The net financial balances of both the taxpayer’s commercial bank and the Reserve Banks are unchanged as the Federal Government collects upon a tax payment. The commercial bank has been disintermediated; both its assets and liabilities have diminished. The Reserve Bank’s liabilities have been reapportioned in favor of the US Government: out of the reserve account of the taxpayer’s bank and into the Treasury General Account. While the TGA is not considered to be part of the nation’s money supply, the US Government recognizes tax receipts on its General Ledger as an augmentation of its most liquid asset, cash.
Here’s the parallel. When we withdraw currency at an ATM and our checking balance is reduced accordingly, have we not destroyed money by the same standard Dr. Kelton applies to the payment of Federal taxes? We’ve redeemed a portion of the commercial bank’s debt to us, just as the taxpayer does when she writes a check to the U.S. Treasury. In the withdrawal, both M1 (which includes our checking balance) and Reserve Balances (which include our bank’s vault cash) have been diminished, but only M1 (which includes currency held by the nonbank public) has been augmented.

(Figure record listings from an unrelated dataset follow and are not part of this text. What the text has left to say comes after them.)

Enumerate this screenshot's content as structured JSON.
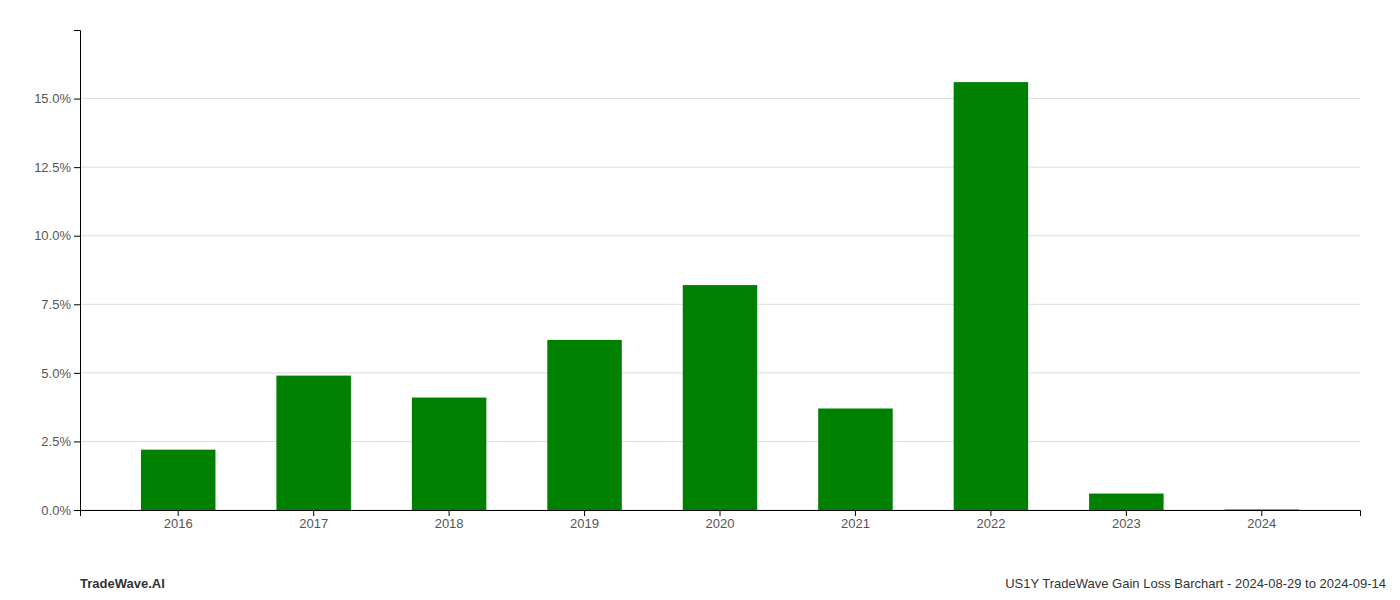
{
  "chart_data": {
    "type": "bar",
    "categories": [
      "2016",
      "2017",
      "2018",
      "2019",
      "2020",
      "2021",
      "2022",
      "2023",
      "2024"
    ],
    "values": [
      0.022,
      0.049,
      0.041,
      0.062,
      0.082,
      0.037,
      0.156,
      0.006,
      0.0002
    ],
    "color": "#008000",
    "ylim": [
      0,
      0.175
    ],
    "yticks": [
      {
        "value": 0.0,
        "label": "0.0%"
      },
      {
        "value": 0.025,
        "label": "2.5%"
      },
      {
        "value": 0.05,
        "label": "5.0%"
      },
      {
        "value": 0.075,
        "label": "7.5%"
      },
      {
        "value": 0.1,
        "label": "10.0%"
      },
      {
        "value": 0.125,
        "label": "12.5%"
      },
      {
        "value": 0.15,
        "label": "15.0%"
      }
    ],
    "grid": true,
    "annotations": [
      "TradeWave.AI",
      "US1Y TradeWave Gain Loss Barchart - 2024-08-29 to 2024-09-14"
    ]
  }
}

Similarly, do we not create money by spending it when we make a purchase with currency and the merchant deposits the currency at a commercial bank? One measure of money is diminished, but two are augmented. Indeed, when we pay the National Park admission in currency and the US Government deposits that currency into a nearby commercial bank, the transaction augments both Reserve Balances and USG’s GL asset class cash. Thus we can as easily show that paying federal taxes in currency creates money.
Disintermediation should be distinguished from ultimate net redemption, which occurs, for example, with the U.S. Postal Service cancels a postage stamp – its own IOU – in the course of mail delivery. When we withdraw funds from our own checking account at an ATM, the bank does cancel a portion of its own IOU, but it supplies us with an instrument that it and all other U.S. banks are obliged to accept for deposit, assuring that the monetary effects of the withdrawal can be reversed at the option of each currency holder. Net redemption, like that achieved in transactions with the cloakroom, the railroad and the casino described above, is demonstrated when a commercial bank draws down our checking account to collect a fee. Its balance sheet is enhanced by reducing its debt to us, not by augmenting its assets. Some portion of M1 is destroyed in the process, with no contractual assurance of its re-creation. Similarly, the Federal Reserve Banks redeem — rather than merely reapportion — their own liabilities when they accept them for purchase of U.S. Treasuries or for bank services as are offered at FRBServices.org. Reserve balances are destroyed through this very narrow mechanism of reflux.
Dr. Kelton maintains that the payment of federal taxes similarly represents a redemption of a U.S. Government liability to its issuer, providing the issuer with nothing it can “turn around and spend.” But accounting shows that Federal taxation, contra MMT and with an intermediary step, actually augments the assets of the US Government as it diminishes the assets of the taxpayer.